Chris Collins: Idiot or Rational Racist?

A local US Rep from the State of NY, but not my Rep, Chris Collins recently announced his intent to defang the remaining clauses of the NY SAFE Act by pushing through a bill in Congress to establish Federal protections for firearms rights above and beyond those currently defined by the second amendment.

So what, you may ask?  I mean everyone and their uncle knows that the GOP is sucking at the gun manufacturer's lobby and Astroturf organization's (Also known in some circles as the NRA.) tit for years.  Why would it be noteworthy that they'd bring out more legislation to protect their profits at the cost of any attempt to bring regulatory sanity to the issue of personal firearms in the US?

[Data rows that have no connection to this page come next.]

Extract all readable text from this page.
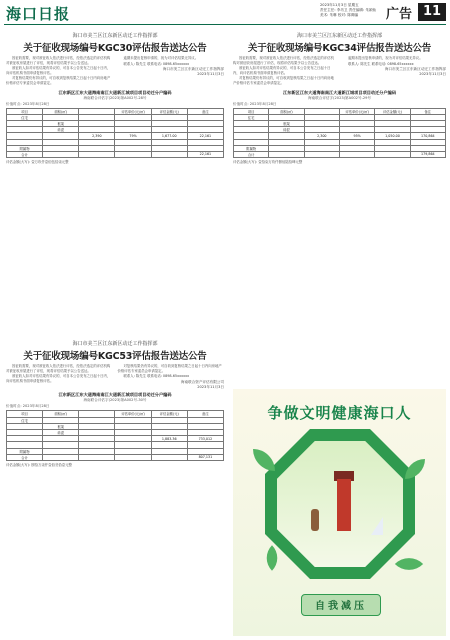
海口日报	2023年11月3日 星期五
责任主任: 李坊卫 责任编辑: 朱颖仙
美术: 朱琳 校对: 陈卿编	广告 11
海口市美兰区江东新区动迁工作指挥部
关于征收现场编号KGC30评估报告送达公告

因征收需要，现对被征收人依法进行评估，经依法选定的评估机构对被征收房屋进行了评估，现将评估结果予以公告送达。

被征收人如对评估结果有异议的，可自本公告发布之日起十日内，向评估机构书面申请复核评估。

对复核结果仍有异议的，可自收到复核结果之日起十日内向房地产价格评估专家委员会申请鉴定。

逾期未提出复核申请的，视为对评估结果无异议。

联系人: 陈先生 联系电话: 0898-65xxxxxx

海口市美兰区江东新区动迁工作指挥部
2023年11月3日

江东新区江东大道海南南江大道新江城项目项目动迁分户编码
海南联合评估字(2023)第A002号-28号
价值时点: 2023年8月28日
项目	面积(㎡)		评估单价(元/㎡)	评估金额(元)	备注
住宅					
	框架				
	砖混				
		2,390	79%	1,677.00	22,161

附属物					
合计					22,161
评估金额(大写): 壹万玖仟壹佰伍拾柒元整
海口市美兰区江东新区动迁工作指挥部
关于征收现场编号KGC34评估报告送达公告

因征收需要，现对被征收人依法进行评估，经依法选定的评估机构对被征收房屋进行了评估，现将评估结果予以公告送达。

被征收人如对评估结果有异议的，可自本公告发布之日起十日内，向评估机构书面申请复核评估。

对复核结果仍有异议的，可自收到复核结果之日起十日内向房地产价格评估专家委员会申请鉴定。

逾期未提出复核申请的，视为对评估结果无异议。

联系人: 陈先生 联系电话: 0898-65xxxxxx

海口市美兰区江东新区动迁工作指挥部
2023年11月3日

江东新区江东大道海南南江大道新江城项目项目动迁分户编码
海南联合评估字(2023)第A002号-29号
价值时点: 2023年8月28日
项目	面积(㎡)		评估单价(元/㎡)	评估金额(元)	备注
住宅					
	框架				
	砖混				
		2,300	95%	1,050.00	170,864

附属物					
合计					179,864
评估金额(大写): 壹拾柒万玖仟捌佰陆拾肆元整
海口市美兰区江东新区动迁工作指挥部
关于征收现场编号KGC53评估报告送达公告

因征收需要，现对被征收人依法进行评估，经依法选定的评估机构对被征收房屋进行了评估，现将评估结果予以公告送达。

被征收人如对评估结果有异议的，可自本公告发布之日起十日内，向评估机构书面申请复核评估。

对复核结果仍有异议的，可自收到复核结果之日起十日内向房地产价格评估专家委员会申请鉴定。

联系人: 陈先生 联系电话: 0898-65xxxxxx

海南联合资产评估有限公司
2023年11月3日

江东新区江东大道海南南江大道新江城项目项目动迁分户编码
海南联合评估字(2023)第A002号-30号
价值时点: 2023年8月28日
项目	面积(㎡)		评估单价(元/㎡)	评估金额(元)	备注
住宅					
	框架				
	砖混				
				1,883.36	733,012

附属物					
合计					807,131
评估金额(大写): 捌拾万柒仟壹佰叁拾壹元整
争做文明健康海口人
自我减压
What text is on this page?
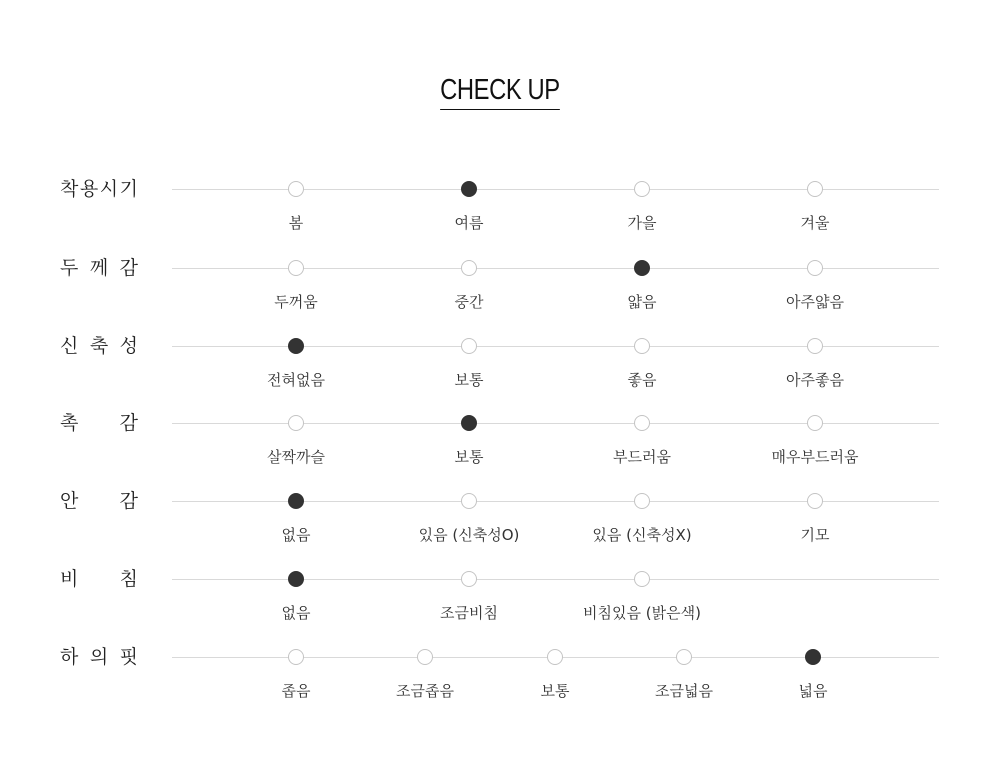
CHECK UP
착 용 시 기
봄	여름	가을	겨울
두 께 감
두꺼움	중간	얇음	아주얇음
신 축 성
전혀없음	보통	좋음	아주좋음
촉 감
살짝까슬	보통	부드러움	매우부드러움
안 감
없음	있음 (신축성O)	있음 (신축성X)	기모
비 침
없음	조금비침	비침있음 (밝은색)
하 의 핏
좁음	조금좁음	보통	조금넓음	넓음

Well, Chris Collins is also a major supporter of OBL.  And as far as I know has yet to condemn the fraudulent and repressive so-called "Presidential Commission on Election Integrity." Now, some context for out of state readers:  The only remaining clauses of the NY SAFE Act with any teeth are those requiring registration of all legally-owned individual firearms with local law enforcement (With the ability for said owners to opt-out of having their data in any searchable database), and tracking purchase of ammunition with that being reported, again, to local law enforcement.  Whether that is a worthwhile use of the time of the various law enforcement departments is beyond the scope of this essay.  Frankly it's a stupid law, and was a stupider law before the courts struck down some of the other "key" clauses.

But it is a duly enacted law, and one that has been modified by the courts to account for current Federal standards for respecting Second Amendment rights.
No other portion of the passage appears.